Google blocked in China as government leaders meet

google china
The censorship-tracking site GreatFIre said many Google subdomains were "DNS poisoned in China" on Friday, and that most attempts to circumvent the block did not work.

Google and all of its major services were blocked in China on Friday, as the Communist Party meets to appoint new leaders for the first time in a decade.

Google's own "transparency report" -- designed to detect and publicize service disruptions -- shows a sharp drop in traffic from China across all of Google's products. The company added the incident to its timeline of outages.

"We've checked and there's nothing wrong on our end," a Google (GOOG) representative told CNNMoney.

The cause of the outage is unclear, but it comes just one day after the start of the Communist Party's 18th National Congress in China. The once-every-decade meeting is held to select a new stable of leaders.

"The fact that Google is blocked now is surely no coincidence," the site GreatFire, which collects data related to what it calls "the great firewall of China," posted on Friday. "The big question is whether it will be unblocked again once the congress is over."

GreatFire tracks "blocked web sites and searches," focusing especially on Google and popular Chinese search engine Baidu (BIDU). The site said many Google subdomains on Friday were "DNS poisoned" -- an attack method that redirects visitors to an alternate or non-existent website -- and that most attempts to circumvent the block did not work.

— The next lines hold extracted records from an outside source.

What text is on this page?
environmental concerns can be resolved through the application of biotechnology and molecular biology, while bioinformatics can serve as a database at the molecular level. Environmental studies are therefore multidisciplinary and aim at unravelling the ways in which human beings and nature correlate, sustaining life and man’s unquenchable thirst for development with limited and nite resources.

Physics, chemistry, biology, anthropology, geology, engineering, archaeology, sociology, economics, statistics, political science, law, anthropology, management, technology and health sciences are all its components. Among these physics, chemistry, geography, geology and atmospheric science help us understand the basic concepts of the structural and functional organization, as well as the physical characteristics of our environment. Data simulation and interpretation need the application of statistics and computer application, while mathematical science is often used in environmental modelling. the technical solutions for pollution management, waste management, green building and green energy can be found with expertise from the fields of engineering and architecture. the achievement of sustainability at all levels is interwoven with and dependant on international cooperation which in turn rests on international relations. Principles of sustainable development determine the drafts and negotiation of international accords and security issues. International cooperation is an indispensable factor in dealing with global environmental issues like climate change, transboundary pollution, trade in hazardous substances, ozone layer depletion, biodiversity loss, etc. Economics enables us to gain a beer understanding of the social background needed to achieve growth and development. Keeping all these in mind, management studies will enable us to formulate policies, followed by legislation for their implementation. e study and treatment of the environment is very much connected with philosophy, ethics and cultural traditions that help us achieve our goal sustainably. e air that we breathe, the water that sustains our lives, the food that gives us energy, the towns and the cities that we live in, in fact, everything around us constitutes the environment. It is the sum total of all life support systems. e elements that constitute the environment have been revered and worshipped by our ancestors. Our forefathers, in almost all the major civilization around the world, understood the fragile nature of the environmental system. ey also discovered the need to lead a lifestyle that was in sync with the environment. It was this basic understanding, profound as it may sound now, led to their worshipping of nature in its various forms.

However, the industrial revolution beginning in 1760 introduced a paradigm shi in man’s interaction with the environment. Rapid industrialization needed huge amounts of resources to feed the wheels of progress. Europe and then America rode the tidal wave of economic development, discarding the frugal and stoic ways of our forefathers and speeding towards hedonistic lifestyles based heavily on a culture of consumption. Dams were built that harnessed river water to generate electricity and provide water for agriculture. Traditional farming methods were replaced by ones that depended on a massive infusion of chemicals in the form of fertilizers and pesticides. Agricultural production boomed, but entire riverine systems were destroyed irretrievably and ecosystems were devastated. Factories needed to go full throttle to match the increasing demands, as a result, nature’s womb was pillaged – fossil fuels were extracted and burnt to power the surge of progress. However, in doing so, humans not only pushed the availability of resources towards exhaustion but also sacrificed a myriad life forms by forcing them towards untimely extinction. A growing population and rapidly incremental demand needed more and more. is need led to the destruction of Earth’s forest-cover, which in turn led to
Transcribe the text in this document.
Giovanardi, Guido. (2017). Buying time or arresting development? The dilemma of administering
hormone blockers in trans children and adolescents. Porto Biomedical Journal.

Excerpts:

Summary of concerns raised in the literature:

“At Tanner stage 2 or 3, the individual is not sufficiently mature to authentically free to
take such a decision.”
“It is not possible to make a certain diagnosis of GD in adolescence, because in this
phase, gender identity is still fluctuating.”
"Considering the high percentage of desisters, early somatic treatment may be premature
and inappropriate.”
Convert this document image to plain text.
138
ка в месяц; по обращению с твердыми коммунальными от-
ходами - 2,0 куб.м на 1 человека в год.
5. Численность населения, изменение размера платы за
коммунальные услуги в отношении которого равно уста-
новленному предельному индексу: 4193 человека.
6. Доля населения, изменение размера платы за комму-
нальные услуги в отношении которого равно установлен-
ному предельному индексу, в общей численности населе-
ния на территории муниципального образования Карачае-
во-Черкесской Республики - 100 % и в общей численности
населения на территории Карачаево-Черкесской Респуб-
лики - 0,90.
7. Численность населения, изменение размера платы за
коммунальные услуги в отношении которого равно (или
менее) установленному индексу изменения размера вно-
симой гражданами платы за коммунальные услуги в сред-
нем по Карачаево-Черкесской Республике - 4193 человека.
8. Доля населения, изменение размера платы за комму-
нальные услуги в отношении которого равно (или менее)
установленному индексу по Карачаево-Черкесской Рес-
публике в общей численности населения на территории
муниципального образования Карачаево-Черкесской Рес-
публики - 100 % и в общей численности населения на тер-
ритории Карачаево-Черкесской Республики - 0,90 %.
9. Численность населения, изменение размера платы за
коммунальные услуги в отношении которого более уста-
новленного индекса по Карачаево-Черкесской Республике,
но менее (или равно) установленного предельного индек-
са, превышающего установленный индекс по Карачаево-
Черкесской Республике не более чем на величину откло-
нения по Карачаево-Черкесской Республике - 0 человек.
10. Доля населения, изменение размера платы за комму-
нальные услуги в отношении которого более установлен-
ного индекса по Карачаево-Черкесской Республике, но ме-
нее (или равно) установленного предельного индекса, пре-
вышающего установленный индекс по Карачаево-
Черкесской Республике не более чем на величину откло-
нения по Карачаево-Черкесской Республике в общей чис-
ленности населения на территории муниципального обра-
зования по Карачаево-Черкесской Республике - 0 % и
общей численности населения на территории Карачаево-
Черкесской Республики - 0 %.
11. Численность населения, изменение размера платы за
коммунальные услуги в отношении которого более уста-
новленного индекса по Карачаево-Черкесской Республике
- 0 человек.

Attempts in China to reach Google.com appear to be redirecting to a non-functioning IP address in Korea, according to GreatFire.

"Never before have so many people been affected by a decision to block a website," GreatFire said.

The relationship between Google and China has never been smooth, as the search engine's mission "to organize the world's information and make it universally accessible" flies directly in the face of the country's restrictive government.

In January 2010, Google threatened to shut down its Chinese search site at Google.cn, citing censorship rules and the discovery of a targeted cyber attack on its network infrastructure. Two months later, the company said it would stop censoring searches on google.cn and automatically redirect Chinese users to its uncensored Hong Kong site.